The crypto market’s most significant regulatory variable may not be a Senate committee vote but the November 3 midterm elections, with TD Cowen, TD Securities, and multiple legal analysts warning that the CLARITY Act could slip off the congressional calendar entirely if it does not clear the Senate before summer.
Summary
The CLARITY Act passed the House in July 2025 by a 294 to 134 vote and has stalled in the Senate since, caught between disputes over stablecoin yield, DeFi oversight, and ethics provisions targeting crypto holdings by government officials. The Senate Banking Committee markup was originally scheduled for January 15, postponed when Coinbase pulled support hours before the vote, and has not been formally rescheduled. As TheStreet reported, TD Cowen’s Seiberg warned that resolving the standoff will require President Trump’s personal intervention to force both sides toward compromise.
The May deadline is not arbitrary. The Senate avoids controversial floor votes in the months immediately preceding midterms, and the August recess effectively closes the calendar for legislation requiring broad bipartisan support.
The electoral math is structural. Republicans hold slim majorities in both chambers. Even with full Republican support, the CLARITY Act needs Democratic votes, and Democratic senators facing competitive seats have no political incentive to vote for a bill the White House is claiming as a win, particularly while ethics provisions targeting Trump family crypto holdings remain unresolved. Legal analyst John E. Deaton put it directly: “If we get into the summer months, it’s just probably not going to happen.” TD Securities’ Seiberg put the probability of pre-midterm passage at more likely 2027 than this year in January, with full implementation pushed to 2029.

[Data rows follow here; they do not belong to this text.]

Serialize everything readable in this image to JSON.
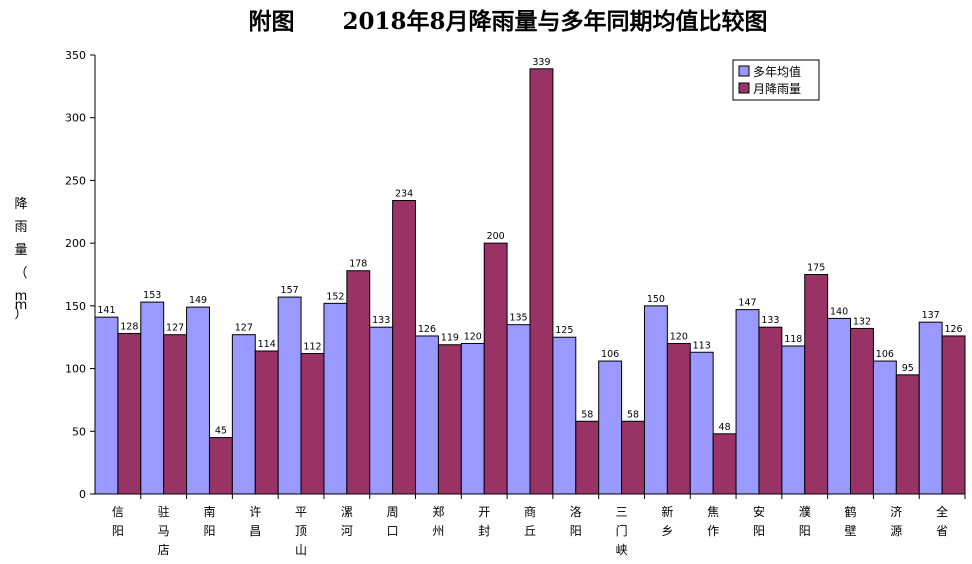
{
  "chart_data": {
    "type": "bar",
    "title": "附图      2018年8月降雨量与多年同期均值比较图",
    "ylabel": "降雨量（mm）",
    "ylim": [
      0,
      350
    ],
    "yticks": [
      0,
      50,
      100,
      150,
      200,
      250,
      300,
      350
    ],
    "grid": false,
    "legend_position": "top-right",
    "categories": [
      "信阳",
      "驻马店",
      "南阳",
      "许昌",
      "平顶山",
      "漯河",
      "周口",
      "郑州",
      "开封",
      "商丘",
      "洛阳",
      "三门峡",
      "新乡",
      "焦作",
      "安阳",
      "濮阳",
      "鹤壁",
      "济源",
      "全省"
    ],
    "series": [
      {
        "name": "多年均值",
        "color": "#9999FF",
        "values": [
          141,
          153,
          149,
          127,
          157,
          152,
          133,
          126,
          120,
          135,
          125,
          106,
          150,
          113,
          147,
          118,
          140,
          106,
          137
        ]
      },
      {
        "name": "月降雨量",
        "color": "#993366",
        "values": [
          128,
          127,
          45,
          114,
          112,
          178,
          234,
          119,
          200,
          339,
          58,
          58,
          120,
          48,
          133,
          175,
          132,
          95,
          126
        ]
      }
    ]
  }
}
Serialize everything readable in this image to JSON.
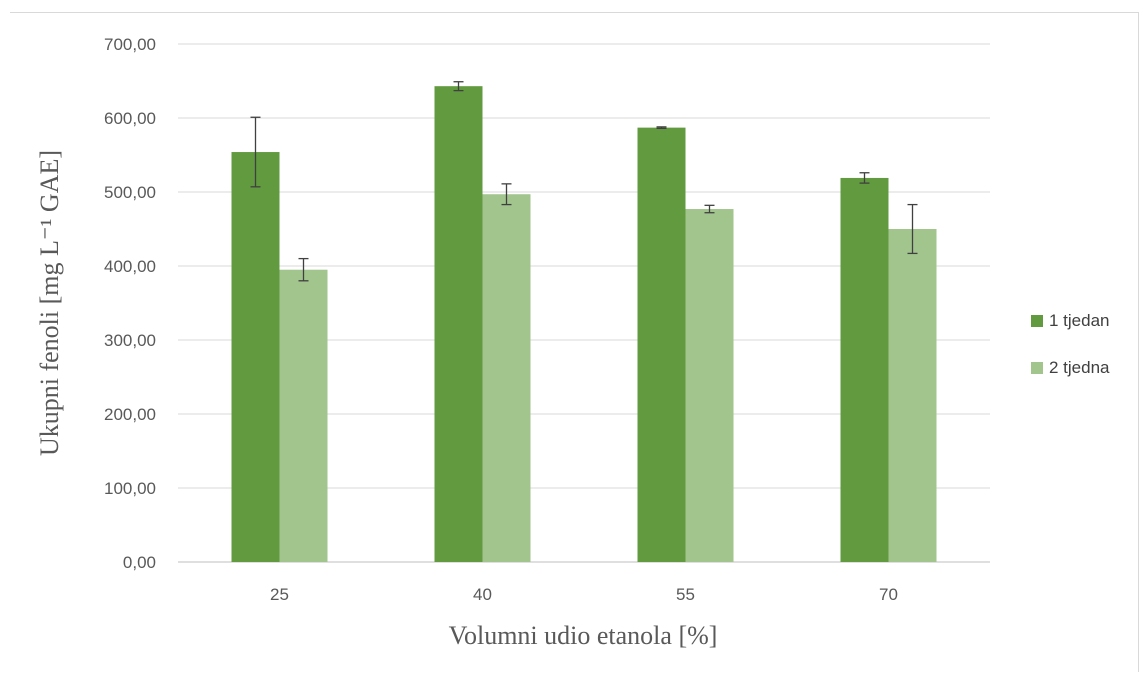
{
  "chart_data": {
    "type": "bar",
    "categories": [
      "25",
      "40",
      "55",
      "70"
    ],
    "series": [
      {
        "name": "1 tjedan",
        "values": [
          554,
          643,
          587,
          519
        ],
        "error": [
          47,
          6,
          1,
          7
        ],
        "color": "#629b3f"
      },
      {
        "name": "2 tjedna",
        "values": [
          395,
          497,
          477,
          450
        ],
        "error": [
          15,
          14,
          5,
          33
        ],
        "color": "#a2c58e"
      }
    ],
    "xlabel": "Volumni udio etanola [%]",
    "ylabel": "Ukupni fenoli [mg L⁻¹ GAE]",
    "ylim": [
      0,
      700
    ],
    "yticks": [
      "0,00",
      "100,00",
      "200,00",
      "300,00",
      "400,00",
      "500,00",
      "600,00",
      "700,00"
    ],
    "grid": true,
    "legend": "right"
  }
}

JPMorgan analysts had described CLARITY Act passage by midyear as a positive catalyst for digital assets, citing institutional scaling and tokenization growth as direct beneficiaries. Standard Chartered estimated that an open-ended yield provision could redirect up to $500 billion in deposits, making the bill’s outcome material to stablecoin market structure. The Georgia-14 and Wisconsin Supreme Court results on April 7, both showing Democratic overperformance against historical baselines, added urgency to the calculus.

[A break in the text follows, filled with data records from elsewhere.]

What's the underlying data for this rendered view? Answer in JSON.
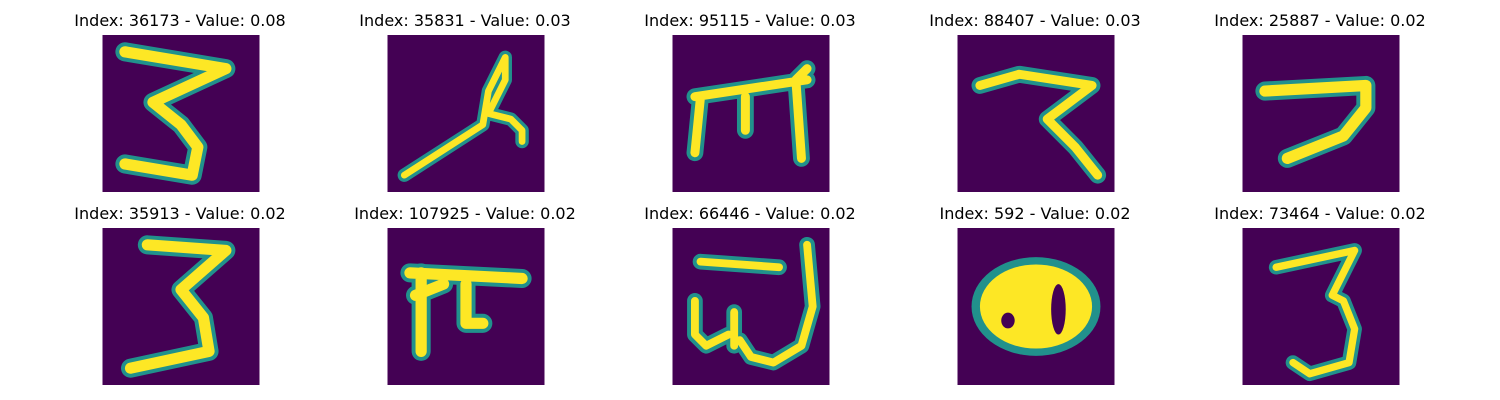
{
  "figure": {
    "panels": [
      {
        "title": "Index: 36173 - Value: 0.08"
      },
      {
        "title": "Index: 35831 - Value: 0.03"
      },
      {
        "title": "Index: 95115 - Value: 0.03"
      },
      {
        "title": "Index: 88407 - Value: 0.03"
      },
      {
        "title": "Index: 25887 - Value: 0.02"
      },
      {
        "title": "Index: 35913 - Value: 0.02"
      },
      {
        "title": "Index: 107925 - Value: 0.02"
      },
      {
        "title": "Index: 66446 - Value: 0.02"
      },
      {
        "title": "Index: 592 - Value: 0.02"
      },
      {
        "title": "Index: 73464 - Value: 0.02"
      }
    ]
  },
  "colors": {
    "background": "#440154",
    "stroke_core": "#fde725",
    "stroke_edge": "#21918c"
  }
}
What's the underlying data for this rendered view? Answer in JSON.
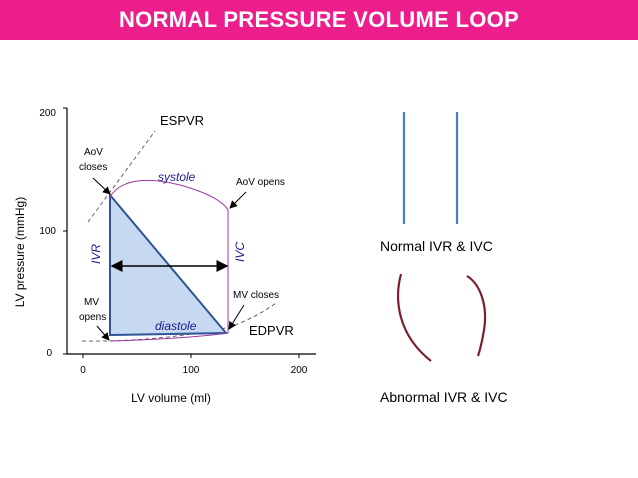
{
  "title": "NORMAL PRESSURE VOLUME LOOP",
  "colors": {
    "banner": "#ec1e8c",
    "loop_fill": "#c6d9f0",
    "loop_stroke": "#2e5597",
    "curve": "#9b3a9b",
    "label_blue": "#1a1a8c",
    "normal_lines": "#4a7ec2",
    "abnormal_curves": "#7b1f2a"
  },
  "axes": {
    "ylabel": "LV pressure (mmHg)",
    "xlabel": "LV  volume (ml)",
    "y_ticks": [
      "0",
      "100",
      "200"
    ],
    "x_ticks": [
      "0",
      "100",
      "200"
    ]
  },
  "labels": {
    "espvr": "ESPVR",
    "edpvr": "EDPVR",
    "aov_closes_1": "AoV",
    "aov_closes_2": "closes",
    "systole": "systole",
    "aov_opens": "AoV opens",
    "ivr": "IVR",
    "ivc": "IVC",
    "mv_closes": "MV closes",
    "mv_opens_1": "MV",
    "mv_opens_2": "opens",
    "diastole": "diastole"
  },
  "examples": {
    "normal": "Normal IVR & IVC",
    "abnormal": "Abnormal IVR & IVC"
  }
}
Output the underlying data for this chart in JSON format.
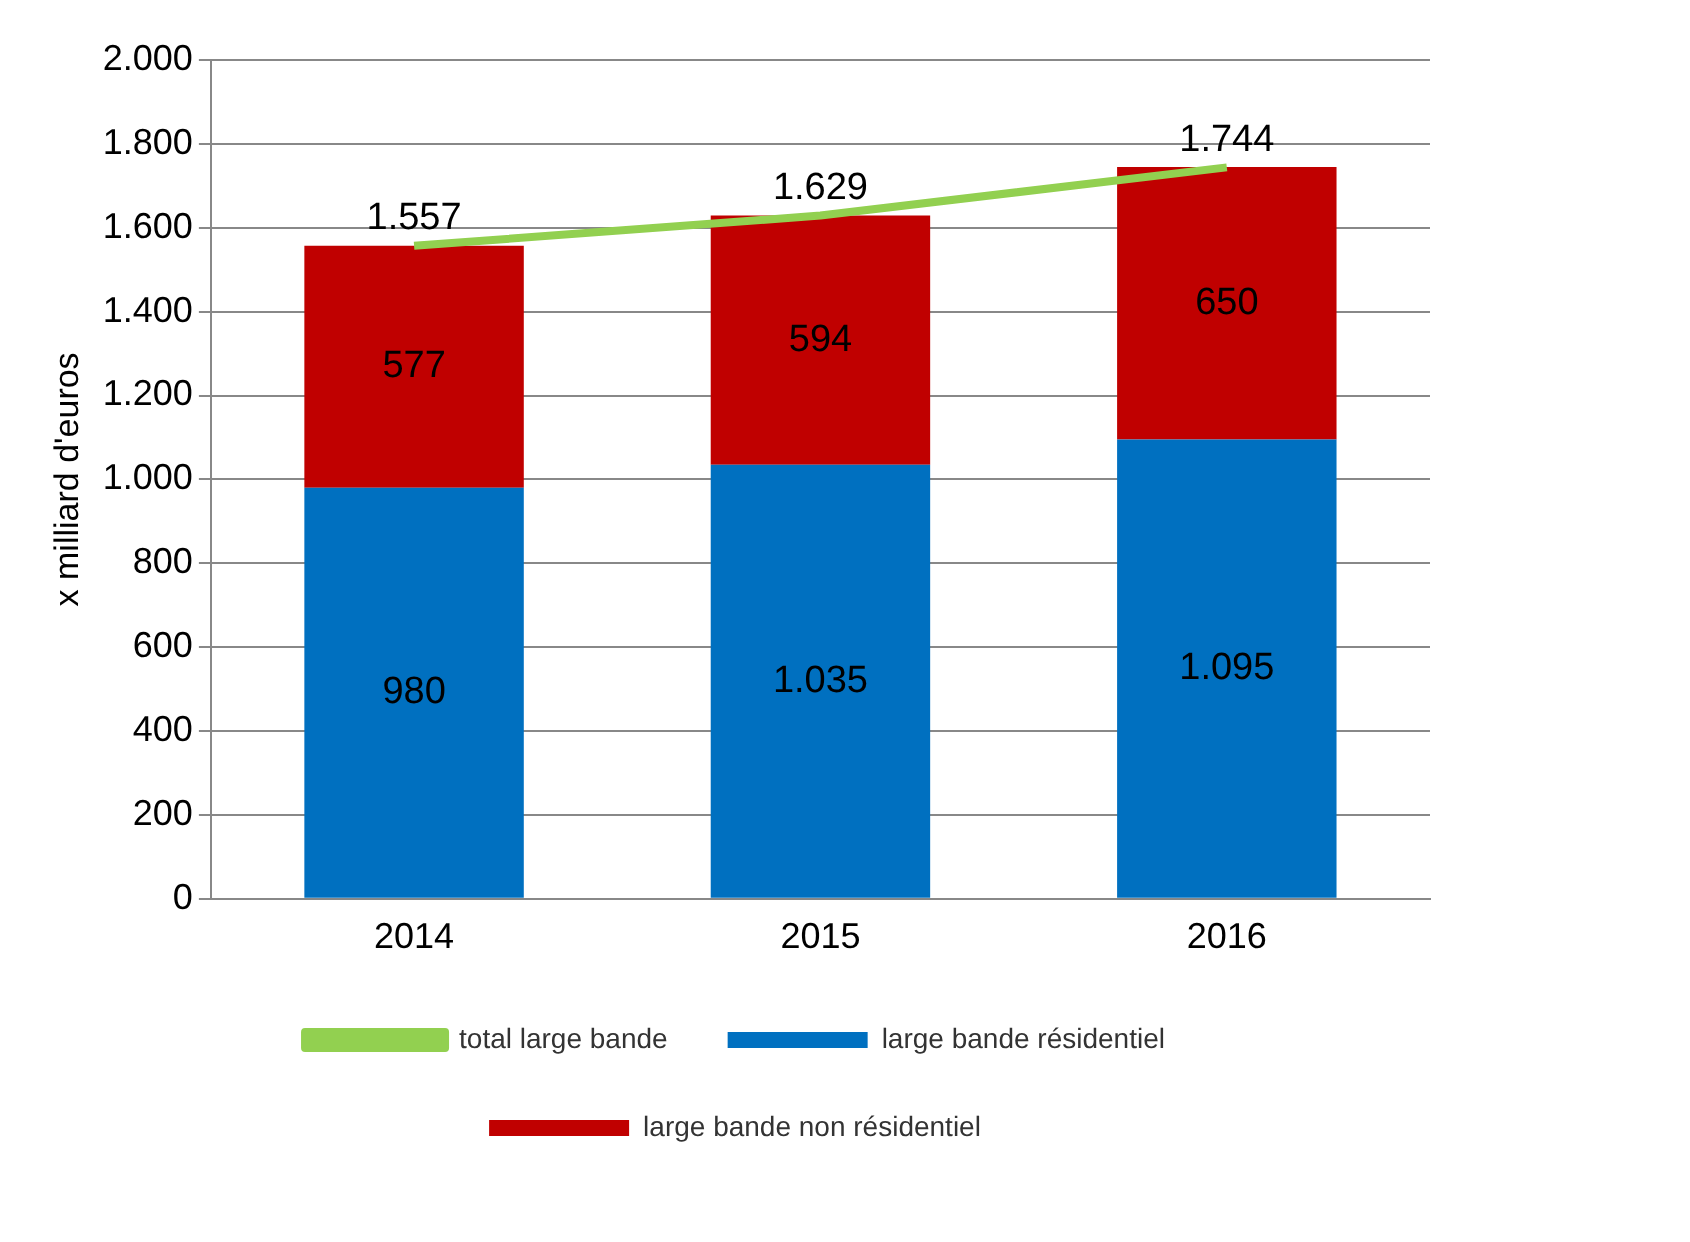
{
  "chart_data": {
    "type": "bar",
    "stacked": true,
    "ylabel": "x milliard d'euros",
    "categories": [
      "2014",
      "2015",
      "2016"
    ],
    "series": [
      {
        "name": "large bande résidentiel",
        "color": "#0070c0",
        "values": [
          980,
          1035,
          1095
        ],
        "value_labels": [
          "980",
          "1.035",
          "1.095"
        ]
      },
      {
        "name": "large bande non résidentiel",
        "color": "#c00000",
        "values": [
          577,
          594,
          650
        ],
        "value_labels": [
          "577",
          "594",
          "650"
        ]
      },
      {
        "name": "total large bande",
        "type": "line",
        "color": "#92d050",
        "marker": "none",
        "values": [
          1557,
          1629,
          1744
        ],
        "value_labels": [
          "1.557",
          "1.629",
          "1.744"
        ]
      }
    ],
    "ylim": [
      0,
      2000
    ],
    "yticks": [
      0,
      200,
      400,
      600,
      800,
      {
        "value": 1000,
        "label": "1.000"
      },
      {
        "value": 1200,
        "label": "1.200"
      },
      {
        "value": 1400,
        "label": "1.400"
      },
      {
        "value": 1600,
        "label": "1.600"
      },
      {
        "value": 1800,
        "label": "1.800"
      },
      {
        "value": 2000,
        "label": "2.000"
      }
    ],
    "grid": "y",
    "legend": "bottom"
  }
}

As crypto.news has reported, the bill still faces a Senate Banking markup, a Senate Agriculture markup, a floor vote, and a conference process before reaching the president’s desk. As crypto.news has noted, the GENIUS Act’s stablecoin framework advances independently, but the market structure provisions in CLARITY, including SEC and CFTC jurisdictional clarity and DeFi oversight rules, have no alternative legislative path. Deaton’s warning may prove to be the most accurate single-sentence forecast for where the bill stands by June: “Come summer, the midterms are going to consume everything in this country.”